The second feeling was compassion. For the aunties, not the pick-up owner.
The subsequent media attention these two received revealed how wrong I’d been in my thinking.
Those markets were illegal. They were set up in residential zones. One seeks peace and quiet in one’s choice of residence; one does not purchase a mansion smack bang in the middle of markets.
And as it turns out, this is not a case of which came first. The chicken came way before the egg, and those two women sure as hell aren’t eggs.
With all the money they have (they own the land upon which Paradise Park is built), they have been unable to ensure the relevant city officials carry out their job of ensuring a residential zone stays that way.
I sympathize with them and understand their frustration. I used to live in a townhouse; overnight my next-door neighbors turned their townhouse into a late night karaoke bar. Nobody dared do anything because the owner was a cop. The only solution, friends told me, was to move house.
I didn’t; the place closed down after a few weeks thanks to some diplomatic meetings between myself and the cop. But it does show what happens when law enforcers do the wrong thing. One feels helpless and frustrated, and those are the feelings that precipitate picking up an axe.
The BMA’s Public Works Department along with Prawet district are responsible for allowing a quiet street turn into a cacophony of street markets.
It began in 2008, coincidentally the same time I started running around the park. Six officials have been in charge of the bureau in that time, one current and five retired.
If proponents of justice have any extra time on their hands — highly unlikely in between following the cases of the Red Bull heir, Pravit Wongsuwan, Premchai and the black panther — they should add those six to the list to watch.

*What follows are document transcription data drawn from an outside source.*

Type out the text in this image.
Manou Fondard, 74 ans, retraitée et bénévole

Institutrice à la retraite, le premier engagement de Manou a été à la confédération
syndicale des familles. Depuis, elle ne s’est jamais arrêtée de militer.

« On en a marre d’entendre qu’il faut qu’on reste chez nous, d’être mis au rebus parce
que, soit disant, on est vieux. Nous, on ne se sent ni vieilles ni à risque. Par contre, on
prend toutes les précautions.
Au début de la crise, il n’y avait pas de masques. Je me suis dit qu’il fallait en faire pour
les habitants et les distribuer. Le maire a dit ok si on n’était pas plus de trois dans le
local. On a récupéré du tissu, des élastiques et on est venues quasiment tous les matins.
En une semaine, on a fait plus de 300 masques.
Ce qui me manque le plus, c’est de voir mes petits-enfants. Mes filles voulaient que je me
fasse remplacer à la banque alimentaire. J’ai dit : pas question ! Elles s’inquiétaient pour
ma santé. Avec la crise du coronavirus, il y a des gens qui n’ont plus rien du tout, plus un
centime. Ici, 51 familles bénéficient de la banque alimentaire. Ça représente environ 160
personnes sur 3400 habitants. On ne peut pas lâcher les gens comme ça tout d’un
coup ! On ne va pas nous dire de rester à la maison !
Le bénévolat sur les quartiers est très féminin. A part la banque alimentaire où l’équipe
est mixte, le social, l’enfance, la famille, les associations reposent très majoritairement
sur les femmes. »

For Thai society to really develop, the population needs to be closely watching more than just Buppha Santiwat.
What possesses BMA officials to ignore five huge markets?
A lack of manpower? That is out of the question. Look at the voracity and enthusiasm they displayed in shutting down other markets around town. One would suspect the task of killing a market could well relieve them of the tedium of otherwise docile civil service life. At least they get out of the office.
So what is it, dear reader? Why would BMA officials turn a blind eye? I can’t think of a single, glaring, reason. Can you?